Crime’s punishment out West and BLM patrol cuts

HCN.org news in brief.

 

CRIME'S PUNISHMENT OUT WEST
Last year, congressional representatives from both sides of the aisle introduced federal prison reform bills. But it’s state lawmakers who hold the real key to lowering incarceration rates, since most Americans behind bars are housed in state and county facilities. Many Western states have enacted criminal justice reforms in order to cut costs and comply with court orders. For example, beginning in 2012, California shed tens of thousands of inmates from its state prison facilities. The reduction came after a 2011 U.S. Supreme Court ruling found that conditions inside the state’s prisons — which were overcrowded and lacked adequate medical and mental health care — violated the Eighth Amendment’s ban on cruel and unusual punishment. Last year, Utah lawmakers passed a measure aimed at reducing the number of offenders who return to prison for minor parole and probation violations. Alaska, Montana, Wyoming, Oregon and Nevada have reform efforts underway as well.
-Sarah Tory

New inmate housing at the Madera County Jail in Madera, California, completed in 2013 as part of Gov. Jerry Brown’s prison realignment plan, which sent some inmates to county lockup instead of state prison.
Rich Pedroncelli /AP Photo

77: minimum number of ALEC-inspired bills undermining environmental laws that were introduced in state legislatures in 2013

17: number of those that became law 

The American Legislative Exchange Council, the conservative policy group funded by corporations like Koch Industries and coal giant Peabody Energy, creates model legislation for lawmakers to pick up. The effectiveness of its “unified front” strategy of presenting a coordinated conservative push has caught progressive groups’ attention. They aren’t necessarily writing cookie-cutter bills, but they have created a centralized state-level network, called the State Innovation Exchange (SiX), which has a sample legislation library. Other groups have started small-scale efforts to distribute model policies, including a push to get Colorado citizens to take similar anti-fracking policies to their local legislators.
-Lyndsey Gilpin

CLEAN ENERGY RISING
Despite the Clean Power Plan’s uncertain legal future thanks to a Supreme Court stay, one thing is clear: Renewables are on the rise, even in the Western states contesting the plan’s legality.

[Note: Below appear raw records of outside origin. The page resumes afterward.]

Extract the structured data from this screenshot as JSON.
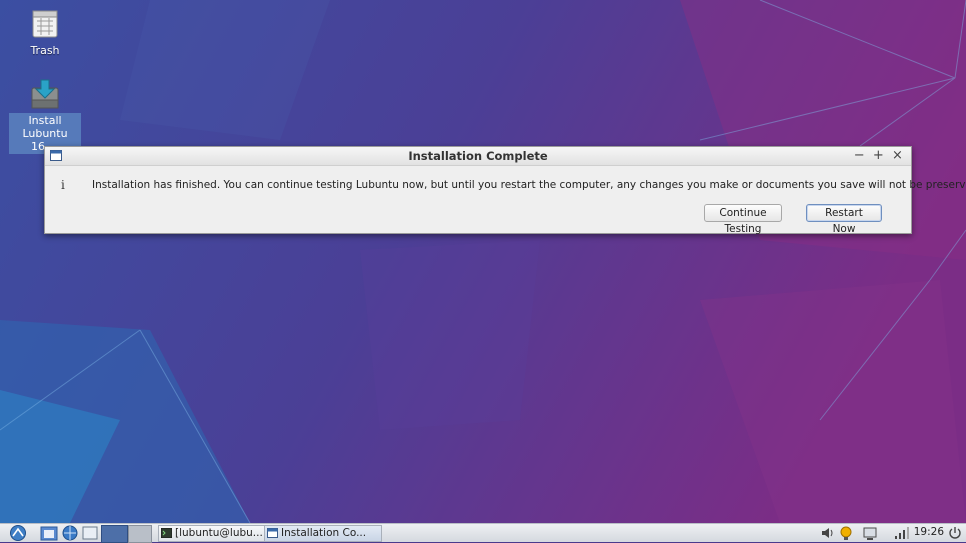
{
  "desktop": {
    "icons": [
      {
        "label": "Trash",
        "icon": "trash-icon"
      },
      {
        "label": "Install\nLubuntu 16....",
        "icon": "installer-icon"
      }
    ]
  },
  "dialog": {
    "title": "Installation Complete",
    "info_glyph": "i",
    "message": "Installation has finished.  You can continue testing Lubuntu now, but until you restart the computer, any changes you make or documents you save will not be preserved.",
    "controls": {
      "minimize": "−",
      "maximize": "+",
      "close": "×"
    },
    "buttons": {
      "continue_label": "Continue Testing",
      "restart_label": "Restart Now"
    }
  },
  "taskbar": {
    "tasks": [
      {
        "label": "[lubuntu@lubu...",
        "icon": "terminal-icon"
      },
      {
        "label": "Installation Co...",
        "icon": "window-icon"
      }
    ],
    "clock": "19:26"
  },
  "colors": {
    "accent": "#6f8fbf",
    "wallpaper_left": "#3a56a8",
    "wallpaper_right": "#7a2f86"
  }
}
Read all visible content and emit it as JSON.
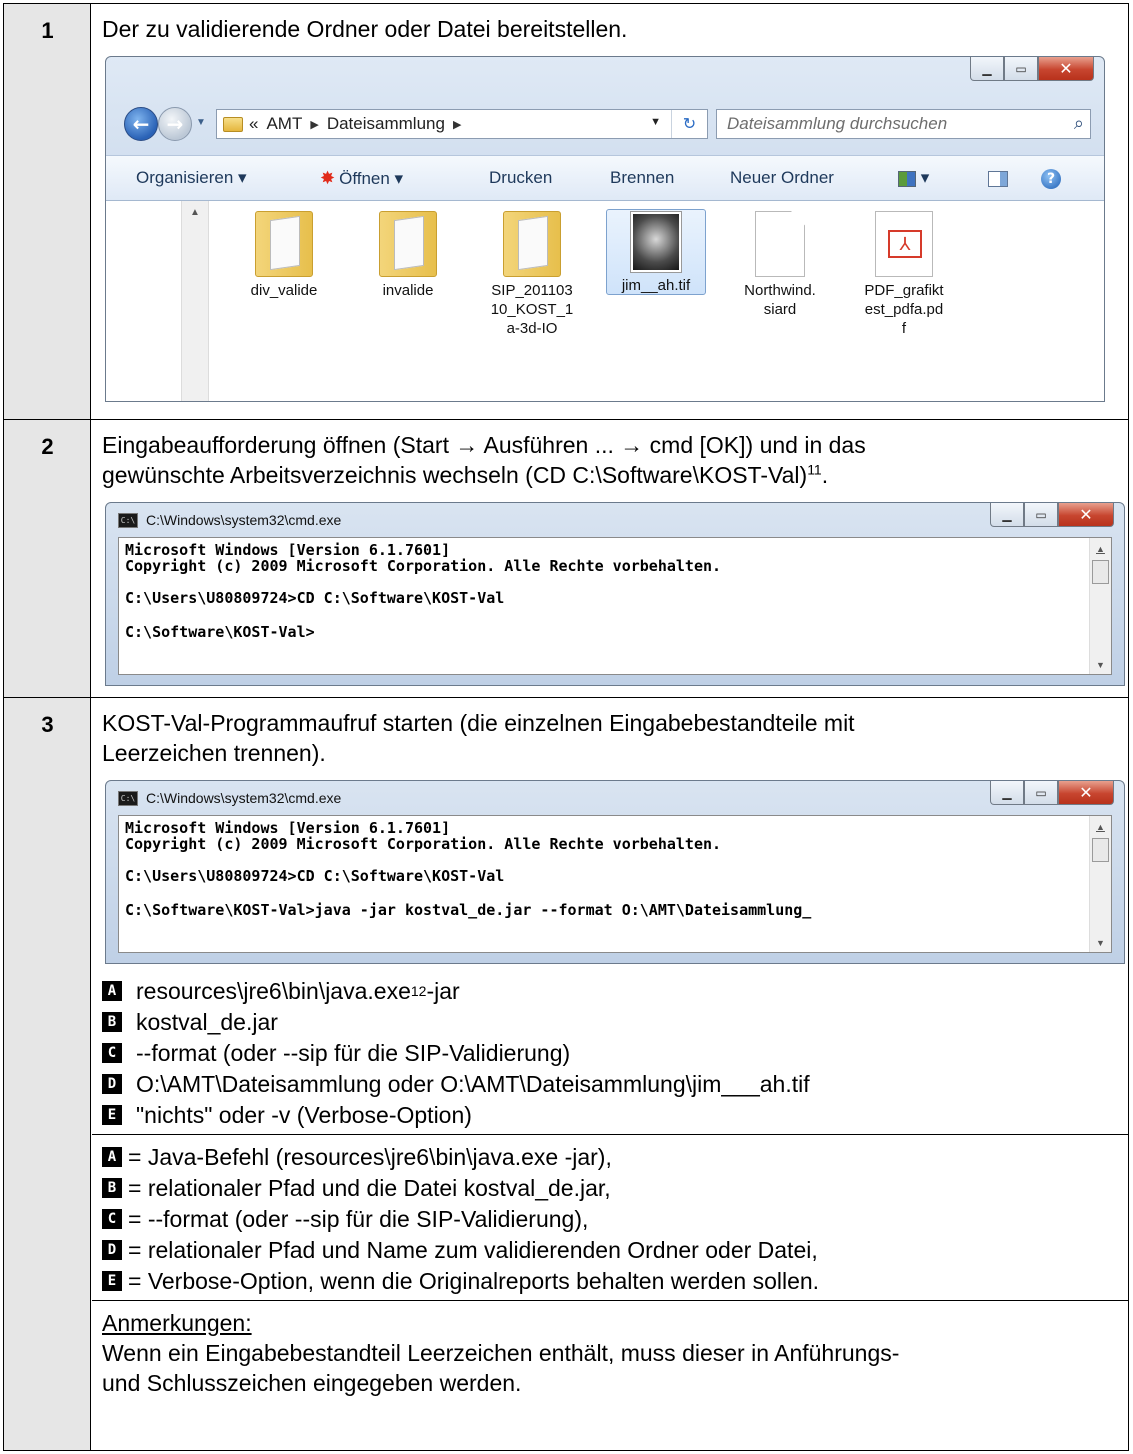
{
  "rows": [
    {
      "num": "1",
      "text": "Der zu validierende Ordner oder Datei bereitstellen.",
      "explorer": {
        "address_overflow": "«",
        "address_segments": [
          "AMT",
          "Dateisammlung"
        ],
        "search_placeholder": "Dateisammlung durchsuchen",
        "commands": [
          "Organisieren ▾",
          "Öffnen ▾",
          "Drucken",
          "Brennen",
          "Neuer Ordner"
        ],
        "files": [
          {
            "name1": "div_valide",
            "name2": "",
            "name3": "",
            "type": "folder"
          },
          {
            "name1": "invalide",
            "name2": "",
            "name3": "",
            "type": "folder"
          },
          {
            "name1": "SIP_201103",
            "name2": "10_KOST_1",
            "name3": "a-3d-IO",
            "type": "folder"
          },
          {
            "name1": "jim__ah.tif",
            "name2": "",
            "name3": "",
            "type": "image",
            "selected": true
          },
          {
            "name1": "Northwind.",
            "name2": "siard",
            "name3": "",
            "type": "file"
          },
          {
            "name1": "PDF_grafikt",
            "name2": "est_pdfa.pd",
            "name3": "f",
            "type": "pdf"
          }
        ]
      }
    },
    {
      "num": "2",
      "text1": "Eingabeaufforderung öffnen (Start → Ausführen ... → cmd [OK]) und in das",
      "text2": "gewünschte Arbeitsverzeichnis wechseln (CD C:\\Software\\KOST-Val)",
      "footnote": "11",
      "text2_end": ".",
      "console": {
        "title": "C:\\Windows\\system32\\cmd.exe",
        "lines": [
          "Microsoft Windows [Version 6.1.7601]",
          "Copyright (c) 2009 Microsoft Corporation. Alle Rechte vorbehalten.",
          "C:\\Users\\U80809724>CD C:\\Software\\KOST-Val",
          "C:\\Software\\KOST-Val>"
        ]
      }
    },
    {
      "num": "3",
      "text1": "KOST-Val-Programmaufruf starten (die einzelnen Eingabebestandteile mit",
      "text2": "Leerzeichen trennen).",
      "console": {
        "title": "C:\\Windows\\system32\\cmd.exe",
        "lines": [
          "Microsoft Windows [Version 6.1.7601]",
          "Copyright (c) 2009 Microsoft Corporation. Alle Rechte vorbehalten.",
          "C:\\Users\\U80809724>CD C:\\Software\\KOST-Val",
          "C:\\Software\\KOST-Val>java -jar kostval_de.jar --format O:\\AMT\\Dateisammlung_"
        ]
      },
      "parts": [
        {
          "letter": "A",
          "text": "resources\\jre6\\bin\\java.exe",
          "sup": "12",
          "after": " -jar"
        },
        {
          "letter": "B",
          "text": "kostval_de.jar"
        },
        {
          "letter": "C",
          "text": "--format (oder --sip für die SIP-Validierung)"
        },
        {
          "letter": "D",
          "text": "O:\\AMT\\Dateisammlung oder O:\\AMT\\Dateisammlung\\jim___ah.tif"
        },
        {
          "letter": "E",
          "text": "\"nichts\" oder -v (Verbose-Option)"
        }
      ],
      "legend": [
        {
          "letter": "A",
          "text": "= Java-Befehl (resources\\jre6\\bin\\java.exe -jar),"
        },
        {
          "letter": "B",
          "text": "= relationaler Pfad und die Datei kostval_de.jar,"
        },
        {
          "letter": "C",
          "text": "= --format (oder --sip für die SIP-Validierung),"
        },
        {
          "letter": "D",
          "text": "= relationaler Pfad und Name zum validierenden Ordner oder Datei,"
        },
        {
          "letter": "E",
          "text": "= Verbose-Option, wenn die Originalreports behalten werden sollen."
        }
      ],
      "notes_heading": "Anmerkungen:",
      "notes1": "Wenn ein Eingabebestandteil Leerzeichen enthält, muss dieser in Anführungs-",
      "notes2": "und Schlusszeichen eingegeben werden."
    }
  ]
}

In the last five years for which data is available, Arizona saw its commercial solar production increase two-hundred-fold. In the same period, Colorado doubled its rate of wind power generation. Even coal strongholds like Montana and Wyoming saw notable expansion of state wind operations. Experts say those numbers, coupled with state trade networks for emissions credits and renewables’ increasing cost-competitiveness, could make even the plan’s most daunting emissions goals attainable.
-Bryce Gray

DEATH VALLEY BLOOMS
Death Valley, California, is usually one of the hottest, driest spots in the West, but this year, El Niño weather patterns created more rainfall and perfect conditions for a phenomenon known as the “super bloom.” Over 20 species of wildflowers bloomed in enormous numbers and carpeted the valley floor. The last time the valley saw so much color was in 2005.
-Desdemona Dallas 

Photographers gather to photograph the superbloom in Death Valley National Park.
Desdemona Dallas
“My hunch is he gets more attention to his cause and gets more robust backing if he goes for the jugular.”

—Sarah Binder, political science professor at George Washington University, commenting on Utah Sen. Mike Lee’s holding of a bipartisan bill that would help Flint, Michigan, and other communities with drinking water emergencies -Elizabeth Shogren

BLM PATROL CUTS
In February, HCN covered the Bureau of Land Management’s three-decade struggle to adequately enforce the law on federal lands. In March, Utah House Rep. Jason Chaffetz, along with other Utah representatives, introduced a bill that would abolish the U.S. Forest Service’s and BLM’s law enforcement agencies and pay local police to patrol federal lands instead.
-Marshall Swearingen

You say

Bruce Wilson: “This is how it was done in the early years of my career. The locals could not meet the needs of federal law enforcement.”

Huck Ferrill: “Probably a very good idea. Local law enforcement will connect much better with their local constituency.”

Matt Weinrich: “This happened with the Oregon Department of Fish and Wildlife. It is really hard to get a sheriff down to a remote area when a department employee finds someone fishing without a license.”

Note: This article has been updated to reflect that prison populations were reduced, but prisoners were not released before the end of their sentence.